改善命令の対象になったのは、三菱UFJ銀行、三菱UFJモルガン・スタンレー証券、モルガン・スタンレー三菱UFJ証券であり、3社ともに再発防止に向けた改善計画の提出を義務付けられました。
今回の件を巡って、大きく問題視されている事は2つありますが、1つ目が、同グループである銀行と証券会社間の顧客情報共有を制限する「ファイアウオール(FW)規制」違反、2つ目が、銀行には認められていない有価証券の勧誘行為になります。
具体的には、証券会社2社は、顧客企業の同意を得ていないにもかかわらず、銀行側から複数の取引先企業の経営戦略に関わる非公開情報を得ており、三菱UFJ銀行は顧客企業に対し、グループの証券会社との取引を条件に、顧客企業に対して貸出金利を優遇すると提案するなどの行為があったとみられていますが、今回の一連の事案では、銀行という立場を活かしながら顧客に不当な取引を迫る「優越的地位の乱用」は認定されませんでした。
欧米ではグループ内の顧客情報共有が制限されておらず、日本おいてもメガバンクが規制緩和を主張してきました。

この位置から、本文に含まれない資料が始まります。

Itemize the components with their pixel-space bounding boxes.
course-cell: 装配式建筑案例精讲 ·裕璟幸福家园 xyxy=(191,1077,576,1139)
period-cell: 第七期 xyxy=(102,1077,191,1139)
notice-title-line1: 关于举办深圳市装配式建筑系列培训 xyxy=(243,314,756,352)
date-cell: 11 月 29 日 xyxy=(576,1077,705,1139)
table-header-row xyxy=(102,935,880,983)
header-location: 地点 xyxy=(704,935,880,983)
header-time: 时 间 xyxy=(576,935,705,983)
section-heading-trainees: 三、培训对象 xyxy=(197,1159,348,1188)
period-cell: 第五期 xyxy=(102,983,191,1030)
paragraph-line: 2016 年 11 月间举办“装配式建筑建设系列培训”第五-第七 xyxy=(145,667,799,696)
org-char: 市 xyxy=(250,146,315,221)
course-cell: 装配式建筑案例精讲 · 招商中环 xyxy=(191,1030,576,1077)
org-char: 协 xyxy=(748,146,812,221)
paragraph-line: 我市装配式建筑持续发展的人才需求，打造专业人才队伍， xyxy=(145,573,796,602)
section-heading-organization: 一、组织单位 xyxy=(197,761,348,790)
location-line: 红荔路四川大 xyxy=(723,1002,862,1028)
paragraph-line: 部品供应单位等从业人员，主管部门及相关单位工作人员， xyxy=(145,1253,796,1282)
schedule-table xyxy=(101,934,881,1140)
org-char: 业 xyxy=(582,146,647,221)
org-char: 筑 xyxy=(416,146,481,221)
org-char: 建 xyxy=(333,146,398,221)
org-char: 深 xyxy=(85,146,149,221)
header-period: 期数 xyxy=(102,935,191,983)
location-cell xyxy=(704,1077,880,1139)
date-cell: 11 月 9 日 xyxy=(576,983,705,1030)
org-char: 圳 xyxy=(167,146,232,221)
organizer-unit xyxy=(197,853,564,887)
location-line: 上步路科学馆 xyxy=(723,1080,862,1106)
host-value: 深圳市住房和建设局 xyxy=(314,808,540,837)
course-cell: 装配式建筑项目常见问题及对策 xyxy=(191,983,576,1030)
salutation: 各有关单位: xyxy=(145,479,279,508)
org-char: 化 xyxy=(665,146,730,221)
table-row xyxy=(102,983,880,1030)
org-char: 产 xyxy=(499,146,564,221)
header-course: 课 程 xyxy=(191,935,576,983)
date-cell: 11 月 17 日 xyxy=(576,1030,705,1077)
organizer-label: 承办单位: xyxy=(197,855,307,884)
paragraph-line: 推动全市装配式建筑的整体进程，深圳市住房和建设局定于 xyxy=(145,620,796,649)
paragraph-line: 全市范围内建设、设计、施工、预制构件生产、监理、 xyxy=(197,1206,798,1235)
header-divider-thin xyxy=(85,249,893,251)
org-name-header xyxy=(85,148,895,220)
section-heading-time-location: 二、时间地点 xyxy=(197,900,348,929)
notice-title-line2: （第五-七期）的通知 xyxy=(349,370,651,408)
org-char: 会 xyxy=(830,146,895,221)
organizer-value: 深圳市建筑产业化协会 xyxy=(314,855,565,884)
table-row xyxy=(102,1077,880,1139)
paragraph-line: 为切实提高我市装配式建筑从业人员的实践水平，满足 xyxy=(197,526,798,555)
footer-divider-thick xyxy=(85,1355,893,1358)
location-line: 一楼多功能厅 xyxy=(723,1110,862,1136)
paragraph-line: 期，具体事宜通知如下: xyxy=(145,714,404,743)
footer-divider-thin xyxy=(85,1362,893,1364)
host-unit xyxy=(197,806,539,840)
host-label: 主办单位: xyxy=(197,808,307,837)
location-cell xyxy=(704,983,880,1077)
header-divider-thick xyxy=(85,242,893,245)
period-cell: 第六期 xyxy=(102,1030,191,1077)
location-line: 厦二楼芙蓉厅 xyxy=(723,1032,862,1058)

FW規制の緩和は、協調融資の組成や社債発行など企業の財務状況に合わせたサービスの提案がしやすくなり、多くの企業には資金繰りを改善するための手段が増える規制緩和になる一方、法令に則った運用を銀行側が行う必要があります。
今回のような法令違反は規制緩和に対してネガティブな影響を与えかねない為、情報管理体制の見直しや、グループ内全体のコンプライアンス意識を高めることが求められます。